Ed è un allarme continuo, con conflitti a fuoco che si aprono e si spengono in diversi punti della città . Difficilissimo da gestire, perchè inaspettato.
Numerose sparatorie
Il primo conflitto a fuoco, a colpi di kalashnikov, ha causato la morte di almeno undici persone in un ristorante del decimo arrondissement di Parigi, vicino a Rue Bichat.
Il secondo è avvenuto nel famoso locale notturno Le Bataclan, dove si stava svolgendo un concerto della band americana Eagles of Death Metal: la sparatoria sarebbe cominciata un’ora dopo l’inizio dell’esibizione della band.
Numerose le vittime alla fine, cento ostaggi sono rimasti nelle mani dei terroristi.
Ma ci sarebbero state altre sparatorie, partite a bordo di auto impazzite che hanno seminato il terrore nelle strade del centro e la cui portata ancora non è chiara.
Un primo assalitore sarebbe stato ucciso dalle forze dell’ordine nei pressi del Bataclan, mentre uno dei terroristi avrebbe urlato «Allah u Akbar», «Allah è grande», secondo quando riferiscono i primi testimoni all’uscita della famosa discoteca.
Esplosioni allo stadio
Infine almeno tre esplosioni sono state anche udite attorno allo Stade de France, alla periferia di Parigi, dove era in corso l’amichevole Francia-Germania che è stata brevemente interrotta e poi portata a termine: anche qui si sono registrate numerose vittime.

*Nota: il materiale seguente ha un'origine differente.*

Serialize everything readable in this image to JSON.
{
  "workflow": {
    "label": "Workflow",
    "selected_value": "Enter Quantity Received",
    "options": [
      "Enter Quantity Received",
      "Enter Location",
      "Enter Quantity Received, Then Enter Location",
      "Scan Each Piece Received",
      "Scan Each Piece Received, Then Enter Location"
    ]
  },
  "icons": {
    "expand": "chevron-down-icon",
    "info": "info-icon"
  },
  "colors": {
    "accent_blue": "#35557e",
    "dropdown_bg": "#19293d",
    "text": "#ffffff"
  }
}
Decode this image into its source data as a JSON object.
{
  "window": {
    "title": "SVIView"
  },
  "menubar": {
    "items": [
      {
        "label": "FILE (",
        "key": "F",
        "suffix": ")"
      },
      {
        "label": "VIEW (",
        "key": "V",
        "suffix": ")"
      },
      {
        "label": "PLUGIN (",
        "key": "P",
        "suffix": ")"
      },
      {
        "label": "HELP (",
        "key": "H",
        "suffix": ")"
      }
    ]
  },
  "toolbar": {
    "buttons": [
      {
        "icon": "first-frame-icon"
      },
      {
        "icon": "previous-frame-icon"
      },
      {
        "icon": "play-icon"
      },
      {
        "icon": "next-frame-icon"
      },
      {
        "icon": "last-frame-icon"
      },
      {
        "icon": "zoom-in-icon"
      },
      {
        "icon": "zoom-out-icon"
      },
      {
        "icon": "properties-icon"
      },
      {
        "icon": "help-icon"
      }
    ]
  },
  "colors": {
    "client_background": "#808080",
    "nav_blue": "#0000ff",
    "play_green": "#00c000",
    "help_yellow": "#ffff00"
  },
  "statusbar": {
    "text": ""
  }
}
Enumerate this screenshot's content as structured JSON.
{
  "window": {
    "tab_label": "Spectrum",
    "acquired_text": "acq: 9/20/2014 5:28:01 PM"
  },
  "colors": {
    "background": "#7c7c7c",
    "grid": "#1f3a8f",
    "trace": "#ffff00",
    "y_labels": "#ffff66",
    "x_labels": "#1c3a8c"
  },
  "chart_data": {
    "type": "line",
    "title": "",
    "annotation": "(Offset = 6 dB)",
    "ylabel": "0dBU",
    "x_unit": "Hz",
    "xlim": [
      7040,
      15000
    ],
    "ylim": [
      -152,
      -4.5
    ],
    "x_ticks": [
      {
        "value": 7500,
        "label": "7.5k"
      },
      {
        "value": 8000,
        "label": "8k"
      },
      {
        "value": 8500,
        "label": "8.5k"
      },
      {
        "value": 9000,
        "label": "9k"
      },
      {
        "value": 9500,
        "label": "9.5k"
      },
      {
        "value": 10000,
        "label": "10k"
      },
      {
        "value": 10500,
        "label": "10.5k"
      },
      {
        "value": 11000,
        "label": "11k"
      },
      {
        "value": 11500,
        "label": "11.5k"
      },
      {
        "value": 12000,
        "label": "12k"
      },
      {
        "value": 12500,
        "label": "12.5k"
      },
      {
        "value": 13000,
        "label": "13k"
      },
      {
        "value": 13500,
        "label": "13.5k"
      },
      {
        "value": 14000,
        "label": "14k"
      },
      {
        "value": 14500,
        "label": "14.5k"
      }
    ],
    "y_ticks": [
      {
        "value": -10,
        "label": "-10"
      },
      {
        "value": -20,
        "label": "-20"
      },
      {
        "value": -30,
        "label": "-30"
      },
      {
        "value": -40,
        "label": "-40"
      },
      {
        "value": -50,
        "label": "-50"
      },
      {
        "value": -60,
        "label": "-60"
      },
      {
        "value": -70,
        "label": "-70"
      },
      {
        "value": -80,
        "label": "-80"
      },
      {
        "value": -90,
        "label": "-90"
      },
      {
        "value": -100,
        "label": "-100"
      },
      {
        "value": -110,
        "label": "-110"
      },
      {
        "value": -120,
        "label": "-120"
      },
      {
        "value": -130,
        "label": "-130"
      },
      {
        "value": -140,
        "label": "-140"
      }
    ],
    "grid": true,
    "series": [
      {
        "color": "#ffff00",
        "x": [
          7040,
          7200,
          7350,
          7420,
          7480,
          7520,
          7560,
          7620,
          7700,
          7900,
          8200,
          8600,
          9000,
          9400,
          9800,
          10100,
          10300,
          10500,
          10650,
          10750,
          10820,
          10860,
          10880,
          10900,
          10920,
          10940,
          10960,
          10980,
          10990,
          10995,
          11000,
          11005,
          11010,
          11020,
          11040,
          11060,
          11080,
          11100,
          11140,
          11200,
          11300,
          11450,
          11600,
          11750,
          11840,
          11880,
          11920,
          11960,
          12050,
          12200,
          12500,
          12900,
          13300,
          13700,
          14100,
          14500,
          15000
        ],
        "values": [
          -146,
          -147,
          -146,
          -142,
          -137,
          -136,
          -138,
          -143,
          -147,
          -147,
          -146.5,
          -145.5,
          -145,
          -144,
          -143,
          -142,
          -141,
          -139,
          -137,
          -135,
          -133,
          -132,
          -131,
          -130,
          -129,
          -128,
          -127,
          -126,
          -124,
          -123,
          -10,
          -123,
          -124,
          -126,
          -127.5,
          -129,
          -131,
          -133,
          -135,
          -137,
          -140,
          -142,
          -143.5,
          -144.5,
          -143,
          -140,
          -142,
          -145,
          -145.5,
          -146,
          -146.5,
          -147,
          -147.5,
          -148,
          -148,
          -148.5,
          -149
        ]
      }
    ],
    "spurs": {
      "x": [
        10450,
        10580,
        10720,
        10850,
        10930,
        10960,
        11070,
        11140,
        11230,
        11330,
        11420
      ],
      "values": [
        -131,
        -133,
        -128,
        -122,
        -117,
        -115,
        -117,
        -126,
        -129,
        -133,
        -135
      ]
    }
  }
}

Il presidente Francois Hollande è stato evacuato dallo stadio per motivi di sicurezza. Al termine della partita, gli spettatori non sono stati fatti uscire: si sono viste scene di panico all’interno del campo da gioco, dove gli spettatori si sono riversati sul prato. Intanto Hollande si è recato al ministero dell’Interno per una riunione di emergenza: all’incontro ha partecipato anche il ministro degli Interni, Bernard Cazeneuve.
E dalle fonti di sicurezza Usa giunge una prima analisi «Appaiono chiaramente – dicono le fonti – come una seria di attacchi coordinati». Anche Obama è informato strettamente sull’evolversi della situazione.
(da agenzie)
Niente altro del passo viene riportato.